Però lei sembra non essere sola in questa sua ammirabile battaglia: anche il magistrato Maria Del Valle si sta occupando di indagare profondamente il mondo sindacale nella sua causa contro il segretario del sindacato dei camionisti Hugo Moyano, no?
Sì, è chiaro che non mi sento sola: ci sono molti funzionari che perseguono questa volontà di funzionamento della Giustizia e mi sembra interessante notare come la donna, nella sua funzione giudiziaria e di magistrato, segni una differenza sostanziale che ci sta abituando a rompere gli schemi e affrontare queste cause senza compromessi di trattativa o tolleranza.
Lei sicuramente conoscerà quanto accaduto in Italia negli anni ’90 con il fenomeno giudiziario di Mani Pulite e saprà come questa esperienza abbia avuto anche elementi negativi che hanno consegnato al Paese una classe politica peggiore di quella che è stata sostituita. Lei pensa che lo strumento della fedina penale pulita, che attualmente si sta discutendo in Argentina, se esteso anche ai Governi provinciali, possa aiutare nella trasformazione repubblicana di questo Paese?

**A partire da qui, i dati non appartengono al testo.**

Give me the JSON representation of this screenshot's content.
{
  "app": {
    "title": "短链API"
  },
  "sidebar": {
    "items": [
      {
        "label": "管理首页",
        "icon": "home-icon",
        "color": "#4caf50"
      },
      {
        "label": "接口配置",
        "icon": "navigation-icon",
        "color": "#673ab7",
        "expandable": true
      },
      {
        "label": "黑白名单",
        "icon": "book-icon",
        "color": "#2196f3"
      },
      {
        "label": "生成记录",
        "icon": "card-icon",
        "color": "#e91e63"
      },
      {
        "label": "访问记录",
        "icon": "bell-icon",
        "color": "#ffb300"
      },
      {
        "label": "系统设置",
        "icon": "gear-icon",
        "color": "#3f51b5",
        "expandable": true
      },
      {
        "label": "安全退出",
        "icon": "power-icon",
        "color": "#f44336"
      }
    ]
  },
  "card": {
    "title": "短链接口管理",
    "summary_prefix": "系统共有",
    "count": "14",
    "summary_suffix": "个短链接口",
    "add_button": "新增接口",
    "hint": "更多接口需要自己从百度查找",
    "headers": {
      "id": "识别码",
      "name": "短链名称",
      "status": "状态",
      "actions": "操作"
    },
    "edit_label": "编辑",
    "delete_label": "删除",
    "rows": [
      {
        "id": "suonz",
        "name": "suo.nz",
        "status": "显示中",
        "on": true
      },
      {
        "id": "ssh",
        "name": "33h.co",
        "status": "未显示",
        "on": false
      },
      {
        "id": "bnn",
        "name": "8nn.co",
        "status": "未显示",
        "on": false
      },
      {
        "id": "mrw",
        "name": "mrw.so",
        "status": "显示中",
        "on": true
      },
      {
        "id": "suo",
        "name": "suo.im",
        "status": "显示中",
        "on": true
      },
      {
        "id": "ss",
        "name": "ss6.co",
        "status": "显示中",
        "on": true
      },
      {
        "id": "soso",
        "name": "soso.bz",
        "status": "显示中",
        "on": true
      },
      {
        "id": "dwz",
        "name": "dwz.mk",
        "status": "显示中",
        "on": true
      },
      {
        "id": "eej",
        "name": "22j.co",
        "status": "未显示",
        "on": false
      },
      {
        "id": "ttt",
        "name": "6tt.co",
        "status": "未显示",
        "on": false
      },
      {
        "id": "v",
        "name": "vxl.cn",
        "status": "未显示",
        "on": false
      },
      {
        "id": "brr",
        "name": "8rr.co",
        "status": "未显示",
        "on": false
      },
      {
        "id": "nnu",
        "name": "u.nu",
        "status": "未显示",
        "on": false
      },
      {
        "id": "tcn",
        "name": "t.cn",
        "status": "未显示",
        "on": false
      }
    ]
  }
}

Per attuare veramente un cambiamento repubblicano, nel significato di rispetto delle Istituzioni come miglior forma di convivenza, e raggiungere l’eguaglianza dei cittadini, l’unico mezzo credo che sia costituito da un cambio di mentalità nella popolazione in generale, nel quale si raggiunga un cambio radicale nella visione della funzione politica come un esempio di “vita facile”. Finché non si realizzerà ciò non si avrà nessun sistema efficiente. La legge che impone una fedina penale pulita è chiaramente un passo avanti necessario, perché non è ammissibile la candidatura con condanne, anche se non confermate. E per far sì che tutto questo accada è fondamentale disporre di una giustizia indipendente, cosa che ancor oggi non si è raggiunta.

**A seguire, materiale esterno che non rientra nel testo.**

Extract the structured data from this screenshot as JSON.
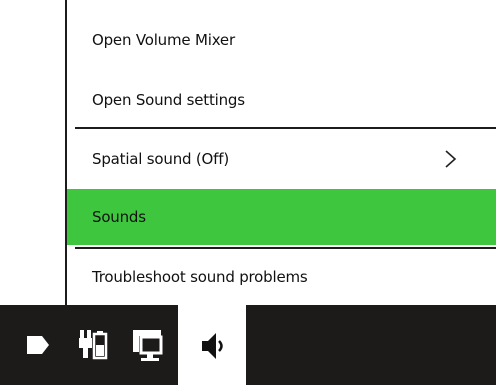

Nel 2017 a Buenos Aires si realizzò un incontro di 4 giorni con la Commissione Antimafia Italiana, evento che realizzò un passaggio di esperienze per poter combattere più efficacemente le mafie e la corruzione che le accompagnano. Pensa che alla fine ciò abbia lasciato un segno in Argentina?
Credo che la cooperazione internazionale come quella che lei segnala sia fondamentale per apprendere dalle esperienze affrontate in altri Paesi. L’esperienza Italia, tanto quello che accadde con Mani Pulite negli anni ’90, quando la lotta alla mafia mi sembra fondamentale. La cooperazione internazionale è un elemento importante anche per evitare di commettere gli stessi errori: quindi ogni scambio che si realizza in questo senso è un guadagno enorme per chi riceve le informazioni.